[ad_1]
Calvin Po narrates this article for you to listen to.
In 1924, Winston Churchill said in a speech to the Architectural Association: “We build our buildings, and then they build us.” It was flattery of the highest order, designed to curry favor with an audience of budding architects and exaggerate their awareness of how much power they have in shaping society. It’s remarkable how clueless architects have become, 100 years later, when it comes to the greatest architectural crisis of our time: housing. According to the Royal Institute of British Architects, only 6% of new homes in the UK are designed by architects.
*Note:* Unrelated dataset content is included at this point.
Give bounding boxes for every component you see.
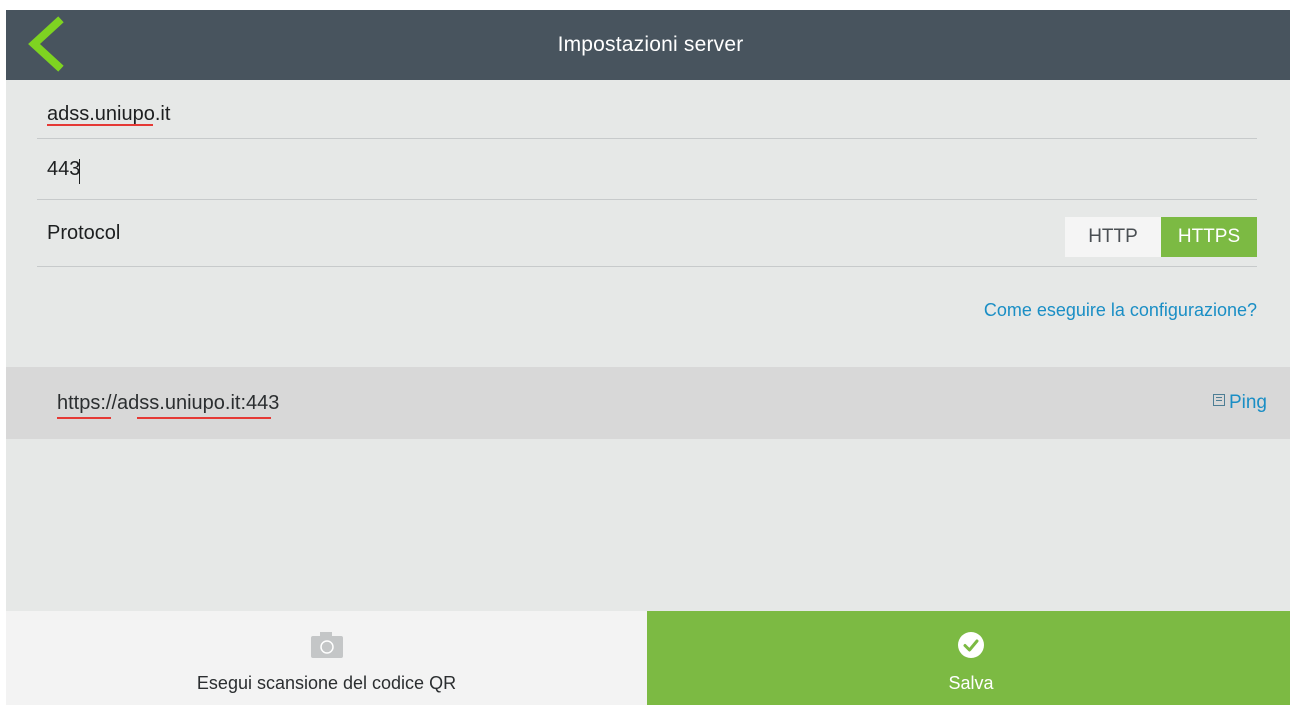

Everything else is handled by volume homebuilders, with the top three alone building 25% of the homes produced to cookie-cutter designs.
In the niche left by architects, making homes affordable has become a focus. Architects are increasingly getting clever at solving this problem by cutting corners. OMMX is a company that is working with developers to lower the cost of buying a home by stripping it down to the bare essentials. They will build the infrastructure – electricity, heating, basic bathrooms – and then let residents install cubicles, fixtures and fittings according to their needs and tastes.
However, this is not a new approach. It almost becomes an architectural metaphor. In the 2000s, faced with tight public housing budgets, Chilean architect Alejandro Aravena boasted of building “half a good house” that the residents themselves extended (see below). As early as the 1930s, Berlin’s chief urban planner Martin Wagner proposed “growing housing” in the aftermath of the Great Depression.
While compelling on the surface, these semi-self-build routes feel like architects admitting defeat, accepting their limited agency in the face of financial pressures, and selling the final product under the guise of feel-good marketing pitches. Just unfinished houses.
Some architects have retreated into the realm of speculation, and the Green Belt remains an object of fantasy.